Although the differences in dose distributions from 3D patient cases are not as conspicuous as those from the 2D cases, we observe analogous behavior. Qualitatively, patient case 1 has a 3D perfusion map analogous to the 2D perfusion pattern P1 in figure 3(a): large clusters of various perfusion surrounding the tumor. Figures 8 and 10 show this analogous benefit of using a GLF objective. In particular, comparing figures 8(a)–(c), we observe that the bright-green 30 Gy iso-dose line (typically, where damage saturates) is pushed further in toward the PTV and covering less functional liver in the GLF plan, while more highly-perfused liver is covered by the 30 Gy line in the fEUD and ℓEUD plans. Moreover, using the ℓEUD plan as the baseline plan, the dose wash difference in figure 8(f) (GLF–ℓEUD plan) shows a larger reduction in dose to the posterior region of the liver, which is the highest-functioning portion (as seen in figure 8(d)), compared to the dose wash difference in figure 8(e) (fEUD–ℓEUD plan).

Figure 10.

Distribution of voxels with high pre-treatment function by dose-bins of 10 Gy-EQD2 (one bin for dose-saturated voxels) along post-treatment function line-plot; patient case 1.

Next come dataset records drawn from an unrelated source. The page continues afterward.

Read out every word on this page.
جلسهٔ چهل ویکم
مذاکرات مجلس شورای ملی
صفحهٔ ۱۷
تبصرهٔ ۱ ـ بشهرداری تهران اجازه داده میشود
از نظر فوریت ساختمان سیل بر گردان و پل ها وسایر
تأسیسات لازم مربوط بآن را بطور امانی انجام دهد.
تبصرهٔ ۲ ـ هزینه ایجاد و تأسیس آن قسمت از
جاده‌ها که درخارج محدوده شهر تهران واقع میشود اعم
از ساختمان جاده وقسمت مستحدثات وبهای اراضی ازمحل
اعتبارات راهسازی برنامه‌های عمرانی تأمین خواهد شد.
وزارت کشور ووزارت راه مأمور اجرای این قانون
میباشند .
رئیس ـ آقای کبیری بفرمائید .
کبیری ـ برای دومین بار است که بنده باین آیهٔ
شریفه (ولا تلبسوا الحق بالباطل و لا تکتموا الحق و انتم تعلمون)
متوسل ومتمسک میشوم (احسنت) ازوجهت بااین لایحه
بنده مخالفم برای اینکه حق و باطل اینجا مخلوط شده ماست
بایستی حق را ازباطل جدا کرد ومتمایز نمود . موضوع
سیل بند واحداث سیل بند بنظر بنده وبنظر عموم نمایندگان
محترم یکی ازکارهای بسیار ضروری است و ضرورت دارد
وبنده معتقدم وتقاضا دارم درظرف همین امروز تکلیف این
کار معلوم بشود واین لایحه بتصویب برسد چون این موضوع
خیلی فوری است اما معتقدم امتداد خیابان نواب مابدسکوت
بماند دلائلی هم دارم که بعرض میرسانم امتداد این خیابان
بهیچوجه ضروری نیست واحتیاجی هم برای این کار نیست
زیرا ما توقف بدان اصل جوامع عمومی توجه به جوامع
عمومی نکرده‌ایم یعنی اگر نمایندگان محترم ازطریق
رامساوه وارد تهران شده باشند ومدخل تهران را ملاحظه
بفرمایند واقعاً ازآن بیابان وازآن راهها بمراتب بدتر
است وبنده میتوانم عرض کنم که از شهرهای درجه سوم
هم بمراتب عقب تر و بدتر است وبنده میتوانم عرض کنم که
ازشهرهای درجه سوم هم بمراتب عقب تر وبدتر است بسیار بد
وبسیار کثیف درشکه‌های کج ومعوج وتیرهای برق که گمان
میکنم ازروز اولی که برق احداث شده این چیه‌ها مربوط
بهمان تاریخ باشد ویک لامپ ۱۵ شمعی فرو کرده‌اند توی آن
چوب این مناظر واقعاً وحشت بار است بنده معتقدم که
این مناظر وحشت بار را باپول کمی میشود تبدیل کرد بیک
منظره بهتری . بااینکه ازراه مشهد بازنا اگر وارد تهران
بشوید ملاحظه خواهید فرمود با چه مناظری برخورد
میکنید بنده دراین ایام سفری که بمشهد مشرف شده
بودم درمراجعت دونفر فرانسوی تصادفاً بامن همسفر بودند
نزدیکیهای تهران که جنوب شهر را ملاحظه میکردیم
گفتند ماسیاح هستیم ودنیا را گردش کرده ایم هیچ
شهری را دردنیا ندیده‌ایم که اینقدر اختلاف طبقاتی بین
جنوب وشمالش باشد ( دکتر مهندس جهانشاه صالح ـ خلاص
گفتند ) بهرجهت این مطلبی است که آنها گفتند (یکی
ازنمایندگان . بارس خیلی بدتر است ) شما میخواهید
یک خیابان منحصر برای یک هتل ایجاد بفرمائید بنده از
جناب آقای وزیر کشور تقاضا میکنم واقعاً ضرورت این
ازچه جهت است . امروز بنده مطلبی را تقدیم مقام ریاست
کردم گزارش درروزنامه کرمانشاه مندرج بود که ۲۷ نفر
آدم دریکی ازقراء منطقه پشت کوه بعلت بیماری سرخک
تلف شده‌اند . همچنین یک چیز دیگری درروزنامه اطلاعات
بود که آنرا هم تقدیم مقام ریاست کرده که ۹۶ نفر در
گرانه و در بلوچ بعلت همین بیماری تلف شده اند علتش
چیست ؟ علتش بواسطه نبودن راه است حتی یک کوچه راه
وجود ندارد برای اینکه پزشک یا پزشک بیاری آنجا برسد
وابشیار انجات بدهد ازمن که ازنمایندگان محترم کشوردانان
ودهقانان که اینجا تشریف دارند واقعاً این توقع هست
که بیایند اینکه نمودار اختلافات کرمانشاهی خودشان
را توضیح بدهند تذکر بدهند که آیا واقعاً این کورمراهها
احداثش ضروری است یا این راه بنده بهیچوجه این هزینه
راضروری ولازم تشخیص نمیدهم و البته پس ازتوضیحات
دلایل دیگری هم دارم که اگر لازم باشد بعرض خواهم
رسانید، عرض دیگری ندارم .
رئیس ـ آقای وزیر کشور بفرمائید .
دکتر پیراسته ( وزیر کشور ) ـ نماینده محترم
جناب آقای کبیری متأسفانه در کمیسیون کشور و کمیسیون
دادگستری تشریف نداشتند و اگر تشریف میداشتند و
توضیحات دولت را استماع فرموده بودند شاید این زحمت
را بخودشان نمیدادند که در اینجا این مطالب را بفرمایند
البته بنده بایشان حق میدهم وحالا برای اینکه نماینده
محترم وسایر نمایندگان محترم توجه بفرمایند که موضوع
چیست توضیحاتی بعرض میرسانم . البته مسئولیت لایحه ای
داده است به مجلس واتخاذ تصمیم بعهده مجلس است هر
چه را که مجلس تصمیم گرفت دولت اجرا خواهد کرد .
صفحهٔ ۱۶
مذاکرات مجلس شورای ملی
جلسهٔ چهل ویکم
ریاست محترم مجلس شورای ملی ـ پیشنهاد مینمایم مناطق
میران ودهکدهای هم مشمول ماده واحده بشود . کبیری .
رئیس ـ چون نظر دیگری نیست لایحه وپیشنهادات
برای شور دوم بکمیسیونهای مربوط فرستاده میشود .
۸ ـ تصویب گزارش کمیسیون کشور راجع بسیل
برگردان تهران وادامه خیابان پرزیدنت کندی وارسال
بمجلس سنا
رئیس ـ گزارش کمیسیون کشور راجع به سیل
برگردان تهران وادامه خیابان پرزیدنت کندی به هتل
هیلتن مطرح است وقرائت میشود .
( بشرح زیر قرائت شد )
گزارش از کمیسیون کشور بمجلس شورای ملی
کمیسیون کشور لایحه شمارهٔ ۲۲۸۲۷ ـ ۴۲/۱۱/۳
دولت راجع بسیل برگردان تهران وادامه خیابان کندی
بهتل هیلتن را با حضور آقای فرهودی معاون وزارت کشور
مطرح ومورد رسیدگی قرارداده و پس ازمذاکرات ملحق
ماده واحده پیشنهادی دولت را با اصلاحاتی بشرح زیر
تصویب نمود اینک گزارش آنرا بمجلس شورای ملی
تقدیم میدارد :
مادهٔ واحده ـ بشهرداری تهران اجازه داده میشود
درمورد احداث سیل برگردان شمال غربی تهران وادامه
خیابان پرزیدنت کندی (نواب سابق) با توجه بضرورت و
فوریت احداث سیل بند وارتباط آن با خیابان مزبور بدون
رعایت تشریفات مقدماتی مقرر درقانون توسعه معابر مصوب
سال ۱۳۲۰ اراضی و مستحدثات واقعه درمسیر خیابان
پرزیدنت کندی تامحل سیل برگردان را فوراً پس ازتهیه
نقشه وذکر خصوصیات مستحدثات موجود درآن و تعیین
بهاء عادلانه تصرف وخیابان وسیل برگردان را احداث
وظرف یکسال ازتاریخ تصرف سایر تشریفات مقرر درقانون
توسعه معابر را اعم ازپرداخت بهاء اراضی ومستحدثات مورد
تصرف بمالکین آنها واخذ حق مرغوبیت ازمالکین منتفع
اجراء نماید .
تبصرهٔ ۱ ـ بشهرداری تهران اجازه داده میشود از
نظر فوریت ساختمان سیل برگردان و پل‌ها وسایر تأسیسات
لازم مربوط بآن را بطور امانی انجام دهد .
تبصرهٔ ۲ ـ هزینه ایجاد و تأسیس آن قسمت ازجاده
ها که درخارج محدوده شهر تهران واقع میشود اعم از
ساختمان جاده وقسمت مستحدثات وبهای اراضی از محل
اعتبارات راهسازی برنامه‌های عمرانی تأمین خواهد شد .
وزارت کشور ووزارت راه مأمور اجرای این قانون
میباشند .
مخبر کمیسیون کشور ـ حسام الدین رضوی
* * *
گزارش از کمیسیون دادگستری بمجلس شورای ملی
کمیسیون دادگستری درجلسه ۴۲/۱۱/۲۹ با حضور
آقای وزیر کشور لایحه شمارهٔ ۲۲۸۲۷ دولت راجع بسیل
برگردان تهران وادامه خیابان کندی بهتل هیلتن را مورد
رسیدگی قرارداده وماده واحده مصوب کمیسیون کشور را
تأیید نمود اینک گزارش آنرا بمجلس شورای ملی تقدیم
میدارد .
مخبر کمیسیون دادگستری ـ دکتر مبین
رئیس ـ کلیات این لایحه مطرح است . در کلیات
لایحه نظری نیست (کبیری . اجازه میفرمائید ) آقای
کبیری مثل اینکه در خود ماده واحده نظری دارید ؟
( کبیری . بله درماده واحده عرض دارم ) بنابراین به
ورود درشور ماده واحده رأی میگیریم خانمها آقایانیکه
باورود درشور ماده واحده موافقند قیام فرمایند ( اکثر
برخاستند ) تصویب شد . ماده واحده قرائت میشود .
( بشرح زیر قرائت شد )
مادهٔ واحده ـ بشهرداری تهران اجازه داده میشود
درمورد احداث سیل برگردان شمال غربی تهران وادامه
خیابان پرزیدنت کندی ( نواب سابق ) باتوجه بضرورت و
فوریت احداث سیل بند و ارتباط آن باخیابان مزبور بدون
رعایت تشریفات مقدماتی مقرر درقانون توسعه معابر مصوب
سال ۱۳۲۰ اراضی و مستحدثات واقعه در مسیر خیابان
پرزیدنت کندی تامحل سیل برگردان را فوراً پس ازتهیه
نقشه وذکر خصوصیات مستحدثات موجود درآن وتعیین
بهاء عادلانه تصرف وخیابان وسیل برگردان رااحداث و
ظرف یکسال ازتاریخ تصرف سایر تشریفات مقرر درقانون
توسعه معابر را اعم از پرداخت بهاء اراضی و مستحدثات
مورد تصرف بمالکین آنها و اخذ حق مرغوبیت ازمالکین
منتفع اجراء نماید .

Our current model considers voxel-based organ function information. A next step is to consider function at a higher level by preserving not only individual high-functioning liver voxels, but also so-called ‘highly functional subvolumes of liver,’ i.e. contiguous groups of voxels—identifying such subvolumes would supplement existing dose-based evaluation criteria. Another direction is to make our model robust by accounting for uncertainty in functional imaging data, e.g. from image registration errors and the perfusion measurements themselves. Finally, since response parameters are currently population-based, we intend to further individualize planning through an adaptive framework by anticipating, part-way through treatment, patient-specific radiosensitivity with patient-specific response parameters (such response models have also been developed in Wang et al (2016)).

5. Conclusion

We developed methods to explicitly incorporate voxel-level liver function information into SBRT treatment planning. The fEUD model can often effectively generate an alternative dose distribution that reduces dose to highly-perfused voxels and increases dose to poorly-perfused voxels (not necessarily by the same amount), while achieving the same target linearized equivalent uniform dose and satisfying dose limits to other critical structures. Although this model is computationally inexpensive in comparison to the GLF model, minimizing fEUD is only a surrogate for maximizing post-treatment global liver function and is not a uniformly good surrogate. Though computationally more expensive, the GLF model directly optimizes expected post-treatment global liver function, a more clinically-relevant metric. The results of this work suggest a need to further investigate numerical methods that more efficiently optimize nonconvex objective functions such as GLF. Although these models are effective for certain types of perfusion patterns, future work consists of quantitatively identifying perfusion patterns that may indicate patient benefit from planning treatment with the fEUD or GLF models.